A long history between Irish Americans and the US Police Force has come into focus in Arizona. “Working with the Irish community here, it is a difficult situation for us too because of the Irish influence in the police force in the United States. We have an Emerald Society here that does wonderful work for charities and to put them in the same category as the police officer that was involved in George Floyd’s death, it is hard to say. A friend of mine from Sligo is graduating from the police academy from Arizona on June 12th and he doesn’t want to post pictures for fear of backlash, he has always wanted to be a police officer but it is a hard situation especially for us Irish, we have so many connections to the police force”.

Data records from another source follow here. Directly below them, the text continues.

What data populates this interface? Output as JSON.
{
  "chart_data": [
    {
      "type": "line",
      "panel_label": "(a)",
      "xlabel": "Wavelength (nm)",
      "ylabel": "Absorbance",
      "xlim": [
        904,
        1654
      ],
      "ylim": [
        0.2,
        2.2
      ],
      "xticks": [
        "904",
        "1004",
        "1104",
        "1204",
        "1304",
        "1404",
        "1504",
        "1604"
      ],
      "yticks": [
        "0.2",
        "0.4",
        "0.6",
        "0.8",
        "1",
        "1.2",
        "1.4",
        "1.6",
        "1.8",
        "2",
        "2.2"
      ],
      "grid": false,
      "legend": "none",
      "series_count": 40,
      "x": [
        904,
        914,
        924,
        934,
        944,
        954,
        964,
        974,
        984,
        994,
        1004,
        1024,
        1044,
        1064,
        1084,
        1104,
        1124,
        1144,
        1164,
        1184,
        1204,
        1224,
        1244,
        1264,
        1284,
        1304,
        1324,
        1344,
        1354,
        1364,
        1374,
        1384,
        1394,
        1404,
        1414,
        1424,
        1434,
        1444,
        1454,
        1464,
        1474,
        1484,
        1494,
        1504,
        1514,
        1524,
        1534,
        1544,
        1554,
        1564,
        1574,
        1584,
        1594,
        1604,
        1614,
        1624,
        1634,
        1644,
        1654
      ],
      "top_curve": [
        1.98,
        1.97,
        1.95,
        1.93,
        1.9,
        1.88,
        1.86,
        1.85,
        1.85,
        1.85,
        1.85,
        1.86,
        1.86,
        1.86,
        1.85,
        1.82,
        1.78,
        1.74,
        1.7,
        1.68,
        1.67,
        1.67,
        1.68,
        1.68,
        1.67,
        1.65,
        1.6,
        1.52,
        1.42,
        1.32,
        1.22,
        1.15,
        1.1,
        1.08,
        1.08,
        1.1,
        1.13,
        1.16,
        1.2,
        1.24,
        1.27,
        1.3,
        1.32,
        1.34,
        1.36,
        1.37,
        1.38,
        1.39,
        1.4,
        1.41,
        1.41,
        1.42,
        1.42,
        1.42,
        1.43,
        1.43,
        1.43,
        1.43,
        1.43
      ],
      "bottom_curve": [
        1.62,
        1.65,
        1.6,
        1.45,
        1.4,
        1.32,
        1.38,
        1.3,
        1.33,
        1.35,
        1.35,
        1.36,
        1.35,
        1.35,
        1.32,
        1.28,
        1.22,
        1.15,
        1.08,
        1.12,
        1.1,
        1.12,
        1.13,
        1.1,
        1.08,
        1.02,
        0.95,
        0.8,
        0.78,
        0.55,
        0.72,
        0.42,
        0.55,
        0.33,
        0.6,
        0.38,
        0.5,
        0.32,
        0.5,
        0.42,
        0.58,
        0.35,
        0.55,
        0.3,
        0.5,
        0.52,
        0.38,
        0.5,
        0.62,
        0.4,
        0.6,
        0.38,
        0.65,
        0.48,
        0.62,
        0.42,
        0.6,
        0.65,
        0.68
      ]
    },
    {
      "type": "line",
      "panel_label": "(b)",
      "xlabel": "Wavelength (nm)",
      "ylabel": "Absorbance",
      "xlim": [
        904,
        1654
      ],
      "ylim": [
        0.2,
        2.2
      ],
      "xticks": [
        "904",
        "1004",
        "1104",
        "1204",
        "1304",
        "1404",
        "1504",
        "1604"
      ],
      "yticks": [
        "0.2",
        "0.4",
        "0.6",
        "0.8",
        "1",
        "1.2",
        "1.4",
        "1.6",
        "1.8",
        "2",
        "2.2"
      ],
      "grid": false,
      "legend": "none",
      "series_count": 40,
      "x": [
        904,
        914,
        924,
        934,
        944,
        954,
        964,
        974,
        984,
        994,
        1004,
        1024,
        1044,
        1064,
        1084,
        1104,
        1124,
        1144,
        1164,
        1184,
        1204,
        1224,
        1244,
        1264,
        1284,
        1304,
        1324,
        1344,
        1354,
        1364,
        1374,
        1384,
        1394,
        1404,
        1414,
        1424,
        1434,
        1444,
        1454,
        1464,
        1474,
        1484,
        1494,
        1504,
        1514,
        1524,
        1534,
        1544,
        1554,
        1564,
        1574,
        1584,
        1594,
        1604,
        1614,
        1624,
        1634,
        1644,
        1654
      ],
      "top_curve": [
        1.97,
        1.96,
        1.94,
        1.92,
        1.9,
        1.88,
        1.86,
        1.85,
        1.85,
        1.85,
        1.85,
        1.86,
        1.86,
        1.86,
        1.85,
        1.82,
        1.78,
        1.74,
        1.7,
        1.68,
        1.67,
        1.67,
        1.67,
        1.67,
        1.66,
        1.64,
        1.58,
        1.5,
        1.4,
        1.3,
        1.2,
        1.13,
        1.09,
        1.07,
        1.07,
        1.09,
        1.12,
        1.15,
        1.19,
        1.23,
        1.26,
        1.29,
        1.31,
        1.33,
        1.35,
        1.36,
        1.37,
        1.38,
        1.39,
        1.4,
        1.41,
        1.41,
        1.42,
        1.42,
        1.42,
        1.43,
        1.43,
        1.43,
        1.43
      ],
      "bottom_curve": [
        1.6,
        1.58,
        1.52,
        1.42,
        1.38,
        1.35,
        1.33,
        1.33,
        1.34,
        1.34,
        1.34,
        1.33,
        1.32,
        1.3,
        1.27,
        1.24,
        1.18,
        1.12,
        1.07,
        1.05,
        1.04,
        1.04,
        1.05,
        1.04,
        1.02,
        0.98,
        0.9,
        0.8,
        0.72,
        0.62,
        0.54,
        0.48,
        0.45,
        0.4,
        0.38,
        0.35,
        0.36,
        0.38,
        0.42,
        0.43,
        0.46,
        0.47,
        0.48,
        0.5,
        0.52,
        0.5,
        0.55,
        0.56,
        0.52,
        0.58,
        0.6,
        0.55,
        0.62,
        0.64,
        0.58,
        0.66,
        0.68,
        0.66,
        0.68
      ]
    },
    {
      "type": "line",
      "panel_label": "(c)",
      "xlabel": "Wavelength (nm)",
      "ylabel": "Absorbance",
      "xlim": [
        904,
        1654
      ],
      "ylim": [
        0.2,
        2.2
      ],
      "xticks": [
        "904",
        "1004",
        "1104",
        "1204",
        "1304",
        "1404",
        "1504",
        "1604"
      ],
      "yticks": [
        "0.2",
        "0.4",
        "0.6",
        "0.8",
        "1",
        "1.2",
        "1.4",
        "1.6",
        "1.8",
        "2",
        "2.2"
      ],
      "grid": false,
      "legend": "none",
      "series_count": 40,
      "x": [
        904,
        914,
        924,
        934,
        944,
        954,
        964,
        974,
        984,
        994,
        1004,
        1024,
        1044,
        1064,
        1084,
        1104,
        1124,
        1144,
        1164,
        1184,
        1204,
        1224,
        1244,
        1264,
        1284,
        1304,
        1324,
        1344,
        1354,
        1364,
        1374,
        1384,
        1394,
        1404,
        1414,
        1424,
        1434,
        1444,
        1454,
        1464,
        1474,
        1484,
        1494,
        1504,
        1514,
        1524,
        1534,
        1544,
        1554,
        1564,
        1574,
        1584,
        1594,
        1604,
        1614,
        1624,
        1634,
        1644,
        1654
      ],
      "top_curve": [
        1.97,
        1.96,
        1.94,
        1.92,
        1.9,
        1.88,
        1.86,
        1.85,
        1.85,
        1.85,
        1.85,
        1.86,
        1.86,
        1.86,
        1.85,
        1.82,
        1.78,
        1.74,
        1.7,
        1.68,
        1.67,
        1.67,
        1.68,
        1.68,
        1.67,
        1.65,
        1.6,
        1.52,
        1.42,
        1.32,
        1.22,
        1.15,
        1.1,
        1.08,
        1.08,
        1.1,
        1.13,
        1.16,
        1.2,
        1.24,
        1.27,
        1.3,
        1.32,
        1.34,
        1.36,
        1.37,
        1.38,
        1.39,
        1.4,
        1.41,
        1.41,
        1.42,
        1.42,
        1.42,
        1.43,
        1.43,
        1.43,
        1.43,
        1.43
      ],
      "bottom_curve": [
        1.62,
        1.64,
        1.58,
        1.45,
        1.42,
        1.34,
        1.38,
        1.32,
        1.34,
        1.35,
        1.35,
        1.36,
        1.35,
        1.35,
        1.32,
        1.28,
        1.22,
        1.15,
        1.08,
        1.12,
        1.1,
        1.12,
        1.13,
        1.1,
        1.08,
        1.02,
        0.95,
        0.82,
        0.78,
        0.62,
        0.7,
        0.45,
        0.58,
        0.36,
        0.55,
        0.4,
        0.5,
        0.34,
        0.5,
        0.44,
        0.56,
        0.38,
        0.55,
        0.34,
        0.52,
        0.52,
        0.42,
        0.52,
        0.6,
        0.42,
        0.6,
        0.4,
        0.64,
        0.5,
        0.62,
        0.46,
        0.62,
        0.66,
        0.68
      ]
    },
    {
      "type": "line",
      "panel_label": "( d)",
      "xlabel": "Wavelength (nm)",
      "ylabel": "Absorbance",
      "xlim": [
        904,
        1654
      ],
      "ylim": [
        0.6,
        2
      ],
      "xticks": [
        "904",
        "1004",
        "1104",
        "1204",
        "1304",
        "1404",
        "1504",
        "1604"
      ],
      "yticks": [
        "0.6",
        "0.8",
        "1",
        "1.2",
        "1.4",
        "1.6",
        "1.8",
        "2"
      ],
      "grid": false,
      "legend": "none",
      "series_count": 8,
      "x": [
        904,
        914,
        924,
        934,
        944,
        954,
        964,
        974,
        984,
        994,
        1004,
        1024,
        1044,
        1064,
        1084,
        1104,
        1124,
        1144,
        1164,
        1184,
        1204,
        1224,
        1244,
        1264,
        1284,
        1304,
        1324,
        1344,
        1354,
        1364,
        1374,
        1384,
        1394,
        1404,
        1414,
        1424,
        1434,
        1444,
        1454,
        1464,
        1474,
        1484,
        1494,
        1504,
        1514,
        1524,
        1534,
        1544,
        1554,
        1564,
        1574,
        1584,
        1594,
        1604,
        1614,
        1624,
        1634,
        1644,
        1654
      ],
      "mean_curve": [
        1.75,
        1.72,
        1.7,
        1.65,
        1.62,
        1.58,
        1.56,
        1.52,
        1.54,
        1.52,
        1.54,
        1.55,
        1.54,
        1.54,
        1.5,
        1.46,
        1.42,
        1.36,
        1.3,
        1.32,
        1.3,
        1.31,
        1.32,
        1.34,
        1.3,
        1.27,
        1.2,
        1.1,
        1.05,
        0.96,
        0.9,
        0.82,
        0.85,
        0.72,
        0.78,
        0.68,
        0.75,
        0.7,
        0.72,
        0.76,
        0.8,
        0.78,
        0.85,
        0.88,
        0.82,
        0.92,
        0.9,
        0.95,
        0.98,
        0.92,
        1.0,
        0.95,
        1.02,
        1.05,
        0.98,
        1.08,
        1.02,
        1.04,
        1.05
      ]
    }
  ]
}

Failings of US President Donald Trump on race issues are likely to cost him in November’s election, Ryan expects. “His ratings have gone done dramatically, there is a lot of stuff he has done wrong, he has done stuff right but the social part of being a President he has missed a step or two, he has reacted rather than listened to reason or thought. One of his tweets said ‘once the looting starts, the shooting starts,’ for a President that is supposed to be impartial to use that terminology in a tense situation is wrong. We have our primary elections, a lot of people on the Republican ticket that are losing seats because of what is happening, a lot more Democrats and females are getting voted in, I honestly don’t think he will get in the election whatever form that takes, there is too many people upset over his handing of COVID-19 and now Black Lives Matter. I think his time may be up, if he thinks what he could have done differently in five years time, I think he would have changed a lot of things”.